No Rio  o Papa Francisco celebra de manhã antes de iniciar a sua actividade diária a missa, na qual  participam diversos fiéis. Nesta manhã de sexta-feira 26 de Julho celebrou com os seus irmãos de hábito na residência do Sumaré.

Ontem,  celebrou a missa na capela da residência do séquito, na qual participaram grupos de prelados, sacerdotes e seminaristas brasileiros. A fragilidade humana, ou melhor a consciência da fragilidade humana diante da imensidade do mistério de Deus, foi o tema de reflexão proposta na homilia, pronunciada em espanhol. Somos como vasos de argila que conservam em si um tesouro imenso: ai  se nos esquecêssemos disto porque acabaríamos por nos iludir  de ser o que não  somos e portanto cederíamos às lisonjas que fazem tanto mal à Igreja.

Trata-se de um  risco que diz respeito a todos, também aos bispos. E o Pontífice  frisou isto referindo-se à primeira carta de são Paulo, que «para explicar o mistério da Encarnação não tinha palavras. Devia ir em frente desmontando os sistemas ideológicos que não explicavam bem este grande mistério. Devia lutar contra as correntes mais gnósticas que vinham dos  essénios ou contra o pelagianismo nominalista da corrente farisaico-ortodoxa». Não sabia mas «movia-se sempre entre dois aspectos: a grandeza de Jesus Cristo que chamava “meu Senhor” e a nossa pequenez, daqueles que ele tinha escolhido para anunciar o Evangelho».

Portanto, no centro da questão está a tensão que nasce entre a consistência do tesouro doado e a fragilidade do recipiente, «um simples vaso de argila». Um tema que diz respeito a «todos nós, consagrados, religiosos, sacerdotes e bispos», disse o Pontífice, porque «recebemos um presente» e todos «somos vasos de argila». Portanto, o problema não é perder o equilíbrio nesta tensão. De facto pode acontecer que homens e mulheres, também da Igreja, «que recebem o dom, sabem que são de creta, mas no arco da vida entusiasmam-se de tal modo que se esquecem que são de argila ou que o dom é um grande dom. Então esta tensão perde o equilíbrio que nos faz  muito  bem». É  assim que se verifica a tentação de «transformar o vaso de argila: ornando-o, embelezando-o. Portanto, nós começamos a enganar-nos a nós mesmos e a crer que já não somos de argila».

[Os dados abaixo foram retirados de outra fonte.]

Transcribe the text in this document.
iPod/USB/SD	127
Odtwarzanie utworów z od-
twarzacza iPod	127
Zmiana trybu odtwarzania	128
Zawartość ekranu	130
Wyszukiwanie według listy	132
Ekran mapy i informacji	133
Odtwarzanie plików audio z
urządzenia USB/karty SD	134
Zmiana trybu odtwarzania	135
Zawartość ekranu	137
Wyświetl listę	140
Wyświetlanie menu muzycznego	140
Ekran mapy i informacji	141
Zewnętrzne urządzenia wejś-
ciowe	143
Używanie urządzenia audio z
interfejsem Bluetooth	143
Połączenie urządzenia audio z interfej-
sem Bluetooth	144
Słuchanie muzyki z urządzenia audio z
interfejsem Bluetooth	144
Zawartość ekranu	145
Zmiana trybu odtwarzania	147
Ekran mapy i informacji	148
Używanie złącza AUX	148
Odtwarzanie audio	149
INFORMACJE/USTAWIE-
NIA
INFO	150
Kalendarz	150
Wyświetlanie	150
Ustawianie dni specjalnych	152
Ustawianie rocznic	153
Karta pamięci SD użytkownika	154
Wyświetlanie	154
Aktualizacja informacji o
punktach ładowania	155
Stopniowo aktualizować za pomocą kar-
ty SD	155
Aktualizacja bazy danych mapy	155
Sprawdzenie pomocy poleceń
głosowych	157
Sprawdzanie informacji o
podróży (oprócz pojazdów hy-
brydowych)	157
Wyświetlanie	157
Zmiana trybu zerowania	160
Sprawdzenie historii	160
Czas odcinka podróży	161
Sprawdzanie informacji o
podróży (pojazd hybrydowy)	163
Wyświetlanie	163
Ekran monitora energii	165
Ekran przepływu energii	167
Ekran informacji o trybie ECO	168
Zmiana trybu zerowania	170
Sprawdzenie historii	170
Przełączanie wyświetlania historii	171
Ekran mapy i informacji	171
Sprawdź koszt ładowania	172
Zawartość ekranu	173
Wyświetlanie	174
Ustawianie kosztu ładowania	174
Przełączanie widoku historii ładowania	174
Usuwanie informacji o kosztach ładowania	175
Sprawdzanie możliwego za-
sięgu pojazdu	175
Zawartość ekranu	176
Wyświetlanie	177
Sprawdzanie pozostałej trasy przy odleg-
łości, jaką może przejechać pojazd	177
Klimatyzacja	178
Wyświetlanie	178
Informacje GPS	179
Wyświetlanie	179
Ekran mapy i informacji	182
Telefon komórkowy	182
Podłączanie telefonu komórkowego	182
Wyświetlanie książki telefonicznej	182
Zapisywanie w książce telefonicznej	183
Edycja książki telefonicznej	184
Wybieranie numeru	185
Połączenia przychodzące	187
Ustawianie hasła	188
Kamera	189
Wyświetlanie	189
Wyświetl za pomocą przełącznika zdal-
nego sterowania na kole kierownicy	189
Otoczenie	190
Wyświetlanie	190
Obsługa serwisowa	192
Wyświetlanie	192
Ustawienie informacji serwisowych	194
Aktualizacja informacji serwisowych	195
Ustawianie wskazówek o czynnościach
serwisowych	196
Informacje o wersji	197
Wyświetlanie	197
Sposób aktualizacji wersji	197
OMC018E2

Também os apóstolos a um certo ponto caíram no engano mundano, a ponto de começarem a discutir sobre quem fosse o mais importante. Mas «Jesus deteve-os: “Entre vós não é assim: o servo é aquele que serve”». A Igreja «sofreu muito – disse o Papa Francisco a propósito – e sofre muito cada vez que um dos chamados a receber o tesouro em vaso de argila acumula tesouro, se dedica a mudar a natureza da argila e pensa que é superior, que já não é de argila». Somos de argila «até ao fim, disto ninguém se salva. Jesus salva-nos do seu modo, mas não segundo o prestígio humano, das aparências, de ocupar  lugares relevantes. Disto nasce o carreirismo na Igreja que faz tanto mal».

Mas como nos apercebemos  do perigo que nos circunda? Para o compreender, disse o Santo Padre, é suficiente pensar no modo como nos confessamos e verificar se realmente nos pomos diante da verdade «ditada por nós mesmos». E como reconhecer a grandeza do dom? Perguntando-nos, explicou o Pontífice, se somos capazes de adorar Jesus e se o adoramos. Portanto, concluiu, «o modo como nos confessamos  indicar-nos-á se temos consciência que somos de  argila; e o modo como rezamos, como  adoramos na oração, dir-nos-á se temos consciência de que isto é um dom, um grande presente».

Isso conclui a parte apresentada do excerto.